Notah Begay, the first full-blooded Native American to play on the PGA tour, founded the NB3 Foundation in 2005.

Notah Begay III's Inspirational Words at the Clinton Foundation's Health Matters Conference

Notah Begay III
1/19/12

Editor’s Note: This article was originally published on PGATOUR.com.  It reflects Notah's opening remarks during his panel yesterday at the Clinton Foundation's Health Matters:Activating Wellness in Every Generation Conference. As a featured speaker, Begay discussed “Building Healthy Communities” with other health and wellness movers and shakers, such as moderator Karolee Sowle, chief executive officer of the Desert Regional Medical Center; founder Susan Dell of the Michael & Susan Dell Foundation; mom Lakeysha Sowunmi; Annika Sorenstam, founder of the Annika Foundation; and Goldie Hawn with The Hawn Foundation.

I’m a full-blooded Native American, half Navajo, a quarter San Felipe and a quarter Isleta. I’m also the first full-blooded Native American to win a golf tournament on the PGA TOUR. That’s something I’m extremely proud of.

I was born and raised in Albuquerque, N.M. I grew up on a place called Ladera Golf Course. That’s where I dreamed of playing on the PGA TOUR one day. Hitting balls out there as a young kid and telling my colleagues and even some of my instructors that I was going to play the PGA TOUR was something I did even though nobody really ever believed me. I just kept pursuing that goal, and I got a scholarship to Stanford University. I ended up playing there for five years and got a degree in economics. When my college eligibility was completed, I decided to pursue golf professionally.

I always wondered why golf chose me. It wasn’t my favorite sport. I actually wanted to be a basketball player.

I was very fortunate. I used my talent and work ethic on the golf course and translated that into a first-class education. I incurred a tear in one of the disks in my back that left me unable to play. I became inactive, and when I could play, I played extremely poorly. So I went into a state of depression.

The way I tried to counteract that period of my life was by doing a bunch of motivational talks—as many as I could—in Native American communities all around the country. Wherever someone would take me, I would go, and I would work with kids—whether it was fifth-graders or high school graduates at a commencement speech.
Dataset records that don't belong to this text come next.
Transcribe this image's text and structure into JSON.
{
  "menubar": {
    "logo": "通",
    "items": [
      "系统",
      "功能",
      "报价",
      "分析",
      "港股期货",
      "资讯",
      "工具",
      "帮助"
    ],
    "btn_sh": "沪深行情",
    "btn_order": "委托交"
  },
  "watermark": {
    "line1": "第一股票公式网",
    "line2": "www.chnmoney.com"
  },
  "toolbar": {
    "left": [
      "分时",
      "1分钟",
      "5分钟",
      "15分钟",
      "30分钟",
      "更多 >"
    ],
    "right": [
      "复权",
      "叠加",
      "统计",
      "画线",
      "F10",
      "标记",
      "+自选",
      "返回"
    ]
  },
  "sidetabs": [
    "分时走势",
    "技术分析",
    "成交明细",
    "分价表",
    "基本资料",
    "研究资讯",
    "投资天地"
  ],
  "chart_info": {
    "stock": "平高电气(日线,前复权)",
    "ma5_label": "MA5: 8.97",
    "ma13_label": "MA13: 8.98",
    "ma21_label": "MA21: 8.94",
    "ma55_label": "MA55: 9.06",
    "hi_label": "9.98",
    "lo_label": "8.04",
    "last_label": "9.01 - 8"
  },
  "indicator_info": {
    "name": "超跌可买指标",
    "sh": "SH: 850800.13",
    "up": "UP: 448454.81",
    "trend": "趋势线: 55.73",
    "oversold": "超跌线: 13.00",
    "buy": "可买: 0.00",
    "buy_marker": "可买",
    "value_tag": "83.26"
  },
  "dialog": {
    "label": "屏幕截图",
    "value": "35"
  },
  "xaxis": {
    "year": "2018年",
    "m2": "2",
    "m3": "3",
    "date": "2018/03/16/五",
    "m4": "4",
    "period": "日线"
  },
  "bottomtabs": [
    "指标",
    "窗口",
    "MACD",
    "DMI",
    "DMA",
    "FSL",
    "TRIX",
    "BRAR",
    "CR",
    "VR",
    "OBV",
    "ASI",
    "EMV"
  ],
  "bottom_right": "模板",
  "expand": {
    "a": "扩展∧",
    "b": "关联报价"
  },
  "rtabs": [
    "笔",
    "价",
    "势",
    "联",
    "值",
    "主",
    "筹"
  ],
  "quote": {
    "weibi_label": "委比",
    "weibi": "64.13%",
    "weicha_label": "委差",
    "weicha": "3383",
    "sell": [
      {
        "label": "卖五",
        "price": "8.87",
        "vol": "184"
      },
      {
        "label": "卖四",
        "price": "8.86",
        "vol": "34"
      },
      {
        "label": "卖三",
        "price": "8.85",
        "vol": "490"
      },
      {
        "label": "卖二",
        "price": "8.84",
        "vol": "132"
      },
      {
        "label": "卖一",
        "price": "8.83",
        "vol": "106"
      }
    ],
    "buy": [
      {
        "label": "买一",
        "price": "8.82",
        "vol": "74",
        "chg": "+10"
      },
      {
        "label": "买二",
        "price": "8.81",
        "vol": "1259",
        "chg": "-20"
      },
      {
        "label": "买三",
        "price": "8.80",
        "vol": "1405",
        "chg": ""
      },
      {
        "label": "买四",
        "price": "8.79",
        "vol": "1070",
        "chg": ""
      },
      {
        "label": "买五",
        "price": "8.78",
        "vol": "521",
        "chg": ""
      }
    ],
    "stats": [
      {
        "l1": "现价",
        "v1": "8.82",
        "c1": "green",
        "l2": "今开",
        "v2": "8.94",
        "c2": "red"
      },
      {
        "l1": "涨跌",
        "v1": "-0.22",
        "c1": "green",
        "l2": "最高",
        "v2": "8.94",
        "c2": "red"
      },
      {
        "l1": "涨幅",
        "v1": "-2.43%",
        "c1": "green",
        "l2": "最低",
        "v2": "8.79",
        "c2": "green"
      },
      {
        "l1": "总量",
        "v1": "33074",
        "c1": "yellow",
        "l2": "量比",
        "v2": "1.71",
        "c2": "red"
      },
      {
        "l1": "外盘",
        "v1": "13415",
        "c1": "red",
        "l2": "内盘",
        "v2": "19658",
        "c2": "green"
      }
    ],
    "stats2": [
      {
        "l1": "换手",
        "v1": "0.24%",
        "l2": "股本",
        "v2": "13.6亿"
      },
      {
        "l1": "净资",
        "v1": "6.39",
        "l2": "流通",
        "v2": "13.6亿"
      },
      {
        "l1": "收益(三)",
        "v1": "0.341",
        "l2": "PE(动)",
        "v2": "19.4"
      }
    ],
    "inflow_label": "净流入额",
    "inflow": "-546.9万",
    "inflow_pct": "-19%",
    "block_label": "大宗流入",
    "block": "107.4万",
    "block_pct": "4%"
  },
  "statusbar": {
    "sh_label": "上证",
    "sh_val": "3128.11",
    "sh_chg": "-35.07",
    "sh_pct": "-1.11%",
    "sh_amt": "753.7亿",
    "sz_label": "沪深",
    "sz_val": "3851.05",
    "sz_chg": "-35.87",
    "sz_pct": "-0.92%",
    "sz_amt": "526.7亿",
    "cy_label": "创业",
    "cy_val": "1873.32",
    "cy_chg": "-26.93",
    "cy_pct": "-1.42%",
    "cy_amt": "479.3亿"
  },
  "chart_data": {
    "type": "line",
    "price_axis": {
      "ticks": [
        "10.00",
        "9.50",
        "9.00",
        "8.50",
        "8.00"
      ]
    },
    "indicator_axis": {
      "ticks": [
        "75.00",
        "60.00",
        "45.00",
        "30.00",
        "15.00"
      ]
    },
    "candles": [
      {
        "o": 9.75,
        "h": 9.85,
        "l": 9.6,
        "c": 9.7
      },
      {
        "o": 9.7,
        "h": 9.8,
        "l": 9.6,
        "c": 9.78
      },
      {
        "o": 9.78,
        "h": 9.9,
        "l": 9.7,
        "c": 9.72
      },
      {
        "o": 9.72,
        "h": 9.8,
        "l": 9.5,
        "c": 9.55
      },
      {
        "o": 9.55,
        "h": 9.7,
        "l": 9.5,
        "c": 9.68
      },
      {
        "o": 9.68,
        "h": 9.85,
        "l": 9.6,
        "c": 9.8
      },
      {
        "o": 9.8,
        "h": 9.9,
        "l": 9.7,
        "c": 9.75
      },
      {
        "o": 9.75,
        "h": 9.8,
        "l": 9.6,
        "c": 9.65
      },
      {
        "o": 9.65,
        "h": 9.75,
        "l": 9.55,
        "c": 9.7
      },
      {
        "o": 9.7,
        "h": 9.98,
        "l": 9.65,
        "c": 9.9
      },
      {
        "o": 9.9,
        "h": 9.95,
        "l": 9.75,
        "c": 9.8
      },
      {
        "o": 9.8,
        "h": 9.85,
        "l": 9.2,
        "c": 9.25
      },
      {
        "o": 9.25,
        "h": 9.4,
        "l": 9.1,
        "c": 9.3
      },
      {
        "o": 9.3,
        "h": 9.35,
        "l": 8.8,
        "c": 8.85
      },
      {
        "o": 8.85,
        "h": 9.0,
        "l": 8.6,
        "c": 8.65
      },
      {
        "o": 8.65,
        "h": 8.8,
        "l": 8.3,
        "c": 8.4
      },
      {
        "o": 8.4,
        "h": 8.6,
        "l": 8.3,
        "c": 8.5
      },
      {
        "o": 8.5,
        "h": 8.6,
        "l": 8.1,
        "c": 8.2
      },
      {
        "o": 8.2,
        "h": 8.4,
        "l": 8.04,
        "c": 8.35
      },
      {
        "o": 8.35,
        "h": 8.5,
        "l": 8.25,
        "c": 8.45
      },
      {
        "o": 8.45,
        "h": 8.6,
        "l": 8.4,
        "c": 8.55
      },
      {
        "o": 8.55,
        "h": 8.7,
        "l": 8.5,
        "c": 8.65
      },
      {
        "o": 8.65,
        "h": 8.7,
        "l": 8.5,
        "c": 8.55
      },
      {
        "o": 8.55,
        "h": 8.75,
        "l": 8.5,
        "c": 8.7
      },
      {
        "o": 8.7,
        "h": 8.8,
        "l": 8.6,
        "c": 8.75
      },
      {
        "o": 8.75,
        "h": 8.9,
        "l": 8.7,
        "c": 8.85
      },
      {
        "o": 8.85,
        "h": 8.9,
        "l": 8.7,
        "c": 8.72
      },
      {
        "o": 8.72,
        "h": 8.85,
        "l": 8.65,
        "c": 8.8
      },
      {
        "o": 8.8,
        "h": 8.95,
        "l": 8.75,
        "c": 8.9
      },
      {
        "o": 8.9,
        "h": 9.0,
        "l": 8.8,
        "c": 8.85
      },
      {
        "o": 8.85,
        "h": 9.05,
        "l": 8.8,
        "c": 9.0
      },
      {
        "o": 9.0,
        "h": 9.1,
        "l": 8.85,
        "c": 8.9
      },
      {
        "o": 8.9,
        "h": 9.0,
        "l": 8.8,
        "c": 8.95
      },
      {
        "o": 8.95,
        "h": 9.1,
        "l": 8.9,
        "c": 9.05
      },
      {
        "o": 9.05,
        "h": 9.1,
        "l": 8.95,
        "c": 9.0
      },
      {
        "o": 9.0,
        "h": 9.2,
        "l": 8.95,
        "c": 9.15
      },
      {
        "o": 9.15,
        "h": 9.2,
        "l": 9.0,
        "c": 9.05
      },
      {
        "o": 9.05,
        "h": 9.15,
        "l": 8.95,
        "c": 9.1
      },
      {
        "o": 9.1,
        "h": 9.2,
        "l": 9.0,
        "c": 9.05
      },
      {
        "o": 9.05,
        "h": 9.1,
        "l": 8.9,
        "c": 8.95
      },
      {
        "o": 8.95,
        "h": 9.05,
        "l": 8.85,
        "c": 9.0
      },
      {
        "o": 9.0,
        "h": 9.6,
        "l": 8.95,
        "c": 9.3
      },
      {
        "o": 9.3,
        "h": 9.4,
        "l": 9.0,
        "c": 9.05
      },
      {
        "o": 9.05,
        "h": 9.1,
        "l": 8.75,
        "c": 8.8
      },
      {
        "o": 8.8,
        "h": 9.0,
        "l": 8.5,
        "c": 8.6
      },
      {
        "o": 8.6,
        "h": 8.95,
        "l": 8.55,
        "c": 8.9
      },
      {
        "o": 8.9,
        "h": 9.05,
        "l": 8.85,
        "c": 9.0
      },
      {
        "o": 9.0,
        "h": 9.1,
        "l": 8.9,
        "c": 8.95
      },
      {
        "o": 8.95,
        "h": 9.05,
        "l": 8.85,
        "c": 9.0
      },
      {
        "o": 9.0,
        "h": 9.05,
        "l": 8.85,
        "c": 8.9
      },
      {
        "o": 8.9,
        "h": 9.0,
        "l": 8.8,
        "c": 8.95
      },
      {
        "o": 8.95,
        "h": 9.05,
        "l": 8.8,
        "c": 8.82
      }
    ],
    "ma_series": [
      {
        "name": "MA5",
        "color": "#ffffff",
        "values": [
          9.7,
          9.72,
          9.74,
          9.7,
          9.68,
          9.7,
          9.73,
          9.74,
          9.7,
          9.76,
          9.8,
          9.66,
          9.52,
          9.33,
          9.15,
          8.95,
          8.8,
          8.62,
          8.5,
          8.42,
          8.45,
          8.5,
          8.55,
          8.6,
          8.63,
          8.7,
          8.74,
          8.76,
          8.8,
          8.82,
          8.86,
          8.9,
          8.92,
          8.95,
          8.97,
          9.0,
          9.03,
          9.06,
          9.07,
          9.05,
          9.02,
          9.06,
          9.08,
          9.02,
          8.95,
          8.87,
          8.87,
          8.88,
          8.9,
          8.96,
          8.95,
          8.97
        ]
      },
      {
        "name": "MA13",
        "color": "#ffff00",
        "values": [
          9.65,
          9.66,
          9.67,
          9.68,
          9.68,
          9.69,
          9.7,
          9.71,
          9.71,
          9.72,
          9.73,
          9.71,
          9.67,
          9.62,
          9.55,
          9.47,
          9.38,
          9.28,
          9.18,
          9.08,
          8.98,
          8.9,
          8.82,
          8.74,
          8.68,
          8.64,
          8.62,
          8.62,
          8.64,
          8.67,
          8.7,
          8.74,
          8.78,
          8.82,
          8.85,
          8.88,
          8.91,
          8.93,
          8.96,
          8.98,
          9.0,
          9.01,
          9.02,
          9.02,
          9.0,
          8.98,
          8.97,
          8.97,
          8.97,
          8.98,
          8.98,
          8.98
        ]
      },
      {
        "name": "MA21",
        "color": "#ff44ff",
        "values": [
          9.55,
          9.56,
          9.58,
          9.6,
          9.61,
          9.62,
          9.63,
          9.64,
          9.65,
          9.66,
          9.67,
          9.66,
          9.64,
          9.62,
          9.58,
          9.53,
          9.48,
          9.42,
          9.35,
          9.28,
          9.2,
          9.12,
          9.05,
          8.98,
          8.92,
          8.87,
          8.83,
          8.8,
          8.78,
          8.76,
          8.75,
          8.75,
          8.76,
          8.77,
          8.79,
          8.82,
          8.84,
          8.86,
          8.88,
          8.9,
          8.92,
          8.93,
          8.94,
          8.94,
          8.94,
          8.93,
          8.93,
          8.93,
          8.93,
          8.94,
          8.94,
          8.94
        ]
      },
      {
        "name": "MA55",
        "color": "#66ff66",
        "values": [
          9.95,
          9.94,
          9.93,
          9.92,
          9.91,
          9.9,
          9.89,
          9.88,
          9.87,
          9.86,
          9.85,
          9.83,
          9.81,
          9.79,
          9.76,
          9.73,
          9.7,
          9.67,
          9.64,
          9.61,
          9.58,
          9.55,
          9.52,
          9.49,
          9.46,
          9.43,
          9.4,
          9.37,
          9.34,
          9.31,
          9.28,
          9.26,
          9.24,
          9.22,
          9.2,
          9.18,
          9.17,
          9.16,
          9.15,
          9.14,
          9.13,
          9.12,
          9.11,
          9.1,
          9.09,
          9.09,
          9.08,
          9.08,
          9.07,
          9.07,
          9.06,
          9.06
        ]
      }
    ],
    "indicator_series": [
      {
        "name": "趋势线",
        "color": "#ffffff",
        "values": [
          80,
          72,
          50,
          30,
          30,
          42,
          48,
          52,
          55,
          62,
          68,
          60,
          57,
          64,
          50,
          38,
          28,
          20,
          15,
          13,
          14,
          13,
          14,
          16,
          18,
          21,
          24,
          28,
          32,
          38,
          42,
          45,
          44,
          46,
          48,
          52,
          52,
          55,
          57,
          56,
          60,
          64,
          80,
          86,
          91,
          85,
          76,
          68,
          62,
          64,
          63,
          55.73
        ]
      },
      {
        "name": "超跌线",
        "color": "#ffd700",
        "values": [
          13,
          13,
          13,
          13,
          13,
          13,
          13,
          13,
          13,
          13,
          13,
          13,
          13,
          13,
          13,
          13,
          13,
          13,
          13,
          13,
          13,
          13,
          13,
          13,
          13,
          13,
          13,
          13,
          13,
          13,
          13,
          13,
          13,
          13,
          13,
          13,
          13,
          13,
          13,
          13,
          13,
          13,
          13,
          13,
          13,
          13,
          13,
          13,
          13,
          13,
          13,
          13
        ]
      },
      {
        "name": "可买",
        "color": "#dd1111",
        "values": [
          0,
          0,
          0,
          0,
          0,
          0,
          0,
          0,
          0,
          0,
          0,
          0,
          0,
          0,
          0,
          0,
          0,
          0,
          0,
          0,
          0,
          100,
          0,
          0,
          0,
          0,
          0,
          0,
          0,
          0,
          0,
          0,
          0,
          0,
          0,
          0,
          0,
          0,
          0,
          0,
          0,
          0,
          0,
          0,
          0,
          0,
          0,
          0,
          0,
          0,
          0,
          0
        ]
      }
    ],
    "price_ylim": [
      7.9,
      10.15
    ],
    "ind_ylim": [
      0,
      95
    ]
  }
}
I did anything I could to stay off the couch and be out of the house.

One of the recurring themes I would see in all the communities I reached out to was a lack of activity among the children. The kids seemed to be getting bigger and bigger, and I didn’t remember kids being that much overweight when I was in school. So I started to make these mental notes, and it started to really trouble me. The physical education programs weren’t adequate, the facilities weren’t adequate and there was a lack of proper nutrition and educational content.

For those not aware, most services on reservations are not where they should be. For instance, less than 10 percent of Native Americans who live on reservations have internet access. In some communities on the Navajo reservation, a large percentage of people don’t have running water. So they’re still living in what would be classified as third-world conditions right in the wealthiest country in the world. So I thought, How can I make a difference? How can I effect change?

And that’s when I realized why I got into golf and why golf chose me. I can be in places like this sitting next to people I consider difference-makers in the world: Annika, Goldie, Lakeysha and Susan are making extraordinary steps in a variety of different areas to impact what I think is a tremendously difficult thing that is facing our kids.

These kids don’t know what they’re up against. They don’t know what’s in front of them, especially if this thing isn’t challenged, if this thing isn’t pushed back.

Many people who attend the events I speak at wonder why I chose diabetes and obesity and why I chose to take on that issue since there are a lot of other pressing ones and a lot of other diseases that face us in this country.

I do it because we can beat it, and that’s what I want to take back with me from this today. We’re all on the same team, regardless of the socio-economic background we come from, whether we’re rich or poor, Stanford or University of New Mexico graduates, it doesn’t matter.

Our kids are the ones we’re trying to look after. It’s the next generation, and I think we can all agree that that is something we want to preserve.